The Evolution of a Programmer

But B.I.C. realized it needed more than just cultural embrace to maximize the effectiveness of its CAD/CAM software, and that was to hire someone to permanently fill the empty programming position. Finding the machinist was difficult; the local technical school has shifted to more generalized training in which machining was only part of the curriculum. Instead, B.I.C. found something nearer to the skills it needed in a mechanical engineering technology student from the nearby University of Cincinnati, Preston Griffin.

When Griffin began his internship, the shop had been using offline programming for about two years. By the time he graduated with his associate degree, he was hired full-time as the shop’s new CAD/CAM technician.

Griffin’s role was another important cultural shift for the shop. He didn’t come to the job with any preconceived ideas about programming comparable to those of the shop’s established machinists. He did not expect a certain number of code lines, and he was not expert enough yet to know the inefficiencies those lines could potentially bring. With a high level of comfort in the software and without the shopfloor experience that might lead him to second-guess it, he was able to move up the learning curve much quicker and help the shop make large strides in its transition to offline programming.

Better Quoting and Complex Parts

Now that the shop has an employee devoted to offline programming and the team has become more accustomed to this new approach, the company has seen improvement in its ability to accurately quote jobs.

“The old way of quoting left a lot of uncertainty,” Allen says. “By contrast, solid models help with fixturing, in particular. Instead of designing as we go, we can make a solid model of the fixture, which saves time on the shopfloor.”

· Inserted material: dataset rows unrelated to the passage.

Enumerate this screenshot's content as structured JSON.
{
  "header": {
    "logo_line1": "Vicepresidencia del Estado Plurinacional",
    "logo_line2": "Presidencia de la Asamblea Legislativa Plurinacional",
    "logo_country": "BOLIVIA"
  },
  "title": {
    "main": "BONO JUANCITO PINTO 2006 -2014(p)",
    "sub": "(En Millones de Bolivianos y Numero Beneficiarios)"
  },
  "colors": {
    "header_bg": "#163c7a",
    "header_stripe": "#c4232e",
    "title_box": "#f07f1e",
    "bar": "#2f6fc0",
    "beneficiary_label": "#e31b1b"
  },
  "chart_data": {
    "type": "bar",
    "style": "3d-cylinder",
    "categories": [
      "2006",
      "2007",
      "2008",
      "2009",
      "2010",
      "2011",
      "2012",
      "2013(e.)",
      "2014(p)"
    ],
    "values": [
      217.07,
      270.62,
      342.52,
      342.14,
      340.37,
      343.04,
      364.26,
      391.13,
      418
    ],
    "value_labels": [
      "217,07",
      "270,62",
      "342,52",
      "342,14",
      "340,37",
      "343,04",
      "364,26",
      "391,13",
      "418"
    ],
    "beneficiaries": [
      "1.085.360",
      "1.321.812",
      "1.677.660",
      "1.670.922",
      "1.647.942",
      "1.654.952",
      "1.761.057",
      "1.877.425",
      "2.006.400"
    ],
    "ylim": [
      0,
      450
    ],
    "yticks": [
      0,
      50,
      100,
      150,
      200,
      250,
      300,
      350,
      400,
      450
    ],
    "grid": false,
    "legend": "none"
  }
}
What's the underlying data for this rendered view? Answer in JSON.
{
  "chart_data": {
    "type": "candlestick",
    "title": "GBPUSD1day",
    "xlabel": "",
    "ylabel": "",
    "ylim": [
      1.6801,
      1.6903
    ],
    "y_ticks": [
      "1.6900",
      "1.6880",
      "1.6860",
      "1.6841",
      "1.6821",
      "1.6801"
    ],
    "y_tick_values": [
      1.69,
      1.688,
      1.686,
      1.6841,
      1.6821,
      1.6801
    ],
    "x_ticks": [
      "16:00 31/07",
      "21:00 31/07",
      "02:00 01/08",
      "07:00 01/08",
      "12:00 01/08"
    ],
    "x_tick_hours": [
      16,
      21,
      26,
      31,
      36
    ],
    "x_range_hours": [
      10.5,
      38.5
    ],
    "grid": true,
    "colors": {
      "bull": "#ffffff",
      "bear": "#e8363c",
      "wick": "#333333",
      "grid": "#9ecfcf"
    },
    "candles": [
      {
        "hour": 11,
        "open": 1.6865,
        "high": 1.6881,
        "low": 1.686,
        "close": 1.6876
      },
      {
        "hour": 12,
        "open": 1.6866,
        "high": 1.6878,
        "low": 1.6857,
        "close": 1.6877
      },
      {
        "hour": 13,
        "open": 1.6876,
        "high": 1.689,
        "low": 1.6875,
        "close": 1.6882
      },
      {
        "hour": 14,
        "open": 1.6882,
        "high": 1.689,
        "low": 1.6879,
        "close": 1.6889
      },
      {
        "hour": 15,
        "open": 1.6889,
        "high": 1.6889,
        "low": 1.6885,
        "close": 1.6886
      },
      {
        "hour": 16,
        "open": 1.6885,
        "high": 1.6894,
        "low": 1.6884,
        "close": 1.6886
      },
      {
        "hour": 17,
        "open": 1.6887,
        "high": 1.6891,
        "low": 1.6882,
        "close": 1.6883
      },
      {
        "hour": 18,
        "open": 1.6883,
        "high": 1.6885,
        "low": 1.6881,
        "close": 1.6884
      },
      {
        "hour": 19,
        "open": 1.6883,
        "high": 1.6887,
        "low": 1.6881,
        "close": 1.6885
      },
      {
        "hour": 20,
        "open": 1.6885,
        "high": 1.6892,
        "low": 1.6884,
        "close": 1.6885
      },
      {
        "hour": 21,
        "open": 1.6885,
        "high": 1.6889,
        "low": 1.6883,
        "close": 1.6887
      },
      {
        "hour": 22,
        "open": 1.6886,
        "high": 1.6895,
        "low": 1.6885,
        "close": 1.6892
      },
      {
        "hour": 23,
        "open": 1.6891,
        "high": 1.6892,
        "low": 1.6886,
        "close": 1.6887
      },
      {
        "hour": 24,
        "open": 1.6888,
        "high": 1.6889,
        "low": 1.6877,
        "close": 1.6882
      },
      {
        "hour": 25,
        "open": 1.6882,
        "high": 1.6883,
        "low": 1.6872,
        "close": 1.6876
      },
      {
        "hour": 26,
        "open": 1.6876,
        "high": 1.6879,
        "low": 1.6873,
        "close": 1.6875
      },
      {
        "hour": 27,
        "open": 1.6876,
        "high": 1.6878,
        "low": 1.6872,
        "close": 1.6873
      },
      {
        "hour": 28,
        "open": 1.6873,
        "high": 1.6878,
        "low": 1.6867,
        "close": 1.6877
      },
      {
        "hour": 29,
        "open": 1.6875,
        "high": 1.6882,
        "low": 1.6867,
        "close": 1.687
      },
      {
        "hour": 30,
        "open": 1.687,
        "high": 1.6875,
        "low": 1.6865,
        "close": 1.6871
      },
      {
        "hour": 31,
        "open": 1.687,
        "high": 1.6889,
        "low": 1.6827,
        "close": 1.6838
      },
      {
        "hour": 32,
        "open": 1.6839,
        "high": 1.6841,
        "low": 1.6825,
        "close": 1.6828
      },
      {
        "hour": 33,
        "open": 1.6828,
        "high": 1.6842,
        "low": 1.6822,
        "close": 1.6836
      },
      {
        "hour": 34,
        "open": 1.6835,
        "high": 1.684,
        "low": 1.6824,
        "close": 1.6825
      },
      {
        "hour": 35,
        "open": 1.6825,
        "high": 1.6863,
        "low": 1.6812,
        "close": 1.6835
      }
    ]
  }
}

Along with helping Allen provide better quotes, the CAD/CAM software enables B.I.C. to now quote complex parts, taking on jobs it rarely would have in the past. The first example of this was an ambulance bed bracket for an existing customer. The aluminum part’s complex features include angles, radii and blend points that would’ve taken prohibitively long to program by hand. “With the software, it was as simple as a couple clicks of the mouse and the complex features were done,” Allen says. Another benefit of programming this part in the CAD/CAM software is that the shop was able to decrease the cycle time and increase the tool life by taking many small passes at a very fast feed rate. B.I.C. has been producing the part for the past five years in batches of 300 to 500 every six months.

Turning Attention to Swiss-Types

Until recently, the brunt of the shop’s CAM programming effort had been directed at its CNC milling machines. Due to the pandemic, however, the shop has had extra manpower to devote to doing the same for its Swiss-type lathe. According to setup machinist Tony Newsome, B.I.C. originally purchased its Tsugami Swiss-type for a job making a pin-like component for a vending machine, but after running two shifts for six months, the order was finished. The job had paid for the machine, but now it was often sitting idle.

Taking a renewed interest in the Swiss, Newsome began to work with Griffin to program jobs in the machine's native CAM software. At the time of Modern Machine Shop’s visit, they were two weeks into the project. Instead of handing the program off and then standing with the machine tool operator to see what will happen, Griffin and Newsome are taking a different approach. They are working together to prove it out before asking the operator to make the first cut. The hope is that this will lead to quicker acceptance of offline programming.

“It’s important for us to do our work properly in the office, that way we can set our machinists up for success.”

“It’s important for us to do our work properly in the office, that way we can set our machinists up for success,” Newsome says.

The jobs they are programming are ones that could be run on other machines, but the goal is for the Swiss to help combine operations and eliminate the need for deburring. By doing so, Newsome hopes to demonstrate the possibilities of the Swiss-type machine, eventually moving beyond the free programming software to find a CAM solution that enables still more complex work on this machine as well.